Missão brasileira vai aos Estados Unidos em busca de novas tecnologias para enfrentar a escassez hídrica na Bahia

Publicado em: 07/04/2017 10:37:52

Uma comitiva formada por representantes do agronegócio e do governo da Bahia desembarcou, nesta quarta-feira (5), em Nebraska, nos Estados Unidos, para visitar o Water for Food Global Institute (Instituto Global Água para Alimentos), a fim de firmar uma parceria com estudiosos da Nebraska Innovation Campus – Lincoln – USA, que pretendem desenvolver uma pesquisa científica sobre o potencial hídrico do oeste baiano.

O objetivo da parceria é viabilizar o estudo e monitoramento do Aquífero Urucuia, a fim de quantificar a disponibilidade de água e a sua importância para o abastecimento de rios, inclusive em outras regiões do País. A ideia é garantir a segurança hídrica para manter a irrigação voltada para produção de alimentos.

O projeto será desenvolvido por pesquisadores da Universidade Federal de Viçosa (UFV) e da Universidade de Nebraska, nos Estados Unidos – referência no tema – e será financiado pelo Programa para Desenvolvimento da Agropecuária (Prodeagro).

O presidente da Associação de Agricultores e Irrigantes da Bahia (Aiba) e do Prodeagro, Celestino Zanella, aposta no estudo científico como uma ferramenta segura para comprovar o potencial hídrico do oeste da Bahia e assegurar as atividades de irrigação, sem causar medo à população ou desequilíbrio ao meio ambiente.

“Com isso, teremos um panorama real da situação hídrica na região, atestado por quem mais entende do assunto. O estado de Nebraska, nos Estados Unidos, tem uma capacidade menor que a nossa e irriga uma área bem maior, sem colocar em risco a segurança hídrica. O que queremos é quantificar essa água para que possamos fazer bom uso dela, porque água cara e desperdiçada é aquela que cai no mar e que não temos como usar”, defende.

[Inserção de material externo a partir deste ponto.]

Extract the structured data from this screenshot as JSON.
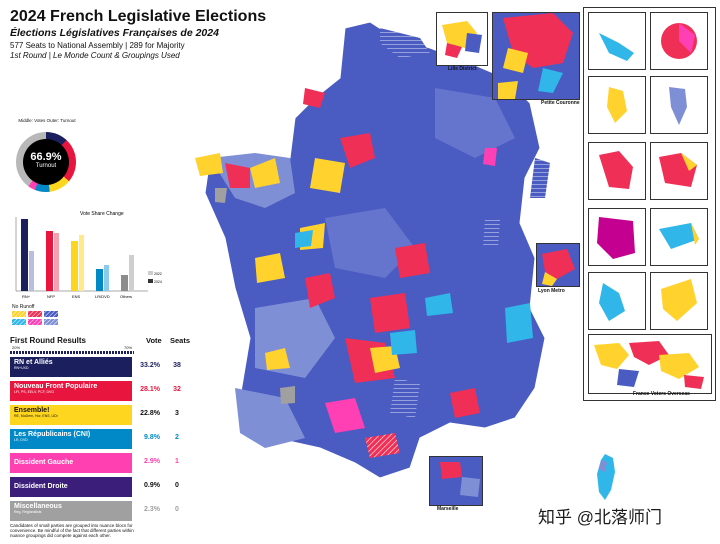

Zanella é um dos palestrantes da conferência realizada, de 10 a 12 de abril, em Nebraska. O evento, que acontece anualmente, é palco para apresentação e debate de trabalhos científicos e experiências de várias partes do mundo sobre o uso e a disponibilidade da água para a segurança alimentar.

Os integrantes da missão brasileira buscam conhecer as novas tecnologias e soluções para a escassez hídrica, bem como promover o intercâmbio de informações necessárias para a condução do projeto de estudo sobre o potencial hídrico do oeste baiano.

O projeto é audacioso e é visto com bons olhos pelo secretário estadual do Meio Ambiente, Geraldo Reis, que também integra a missão. Para ele, a iniciativa evidencia a preocupação do grupo com o meio ambiente e seus recursos naturais.

“É muito valiosa para nós essa convergência no interesse por um estudo técnico-científico, com valor acadêmico, que possa embasar uma discussão consistente sobre o tema”, disse o secretário.

O secretário de Agricultura, Vitor Bonfim, ressalta que o estudo será um marco temporal na questão do uso da água na região, já que a discussão sobre o tema tem sido pauta frequente, devido à escassez do recurso em algumas regiões do Brasil”, disse.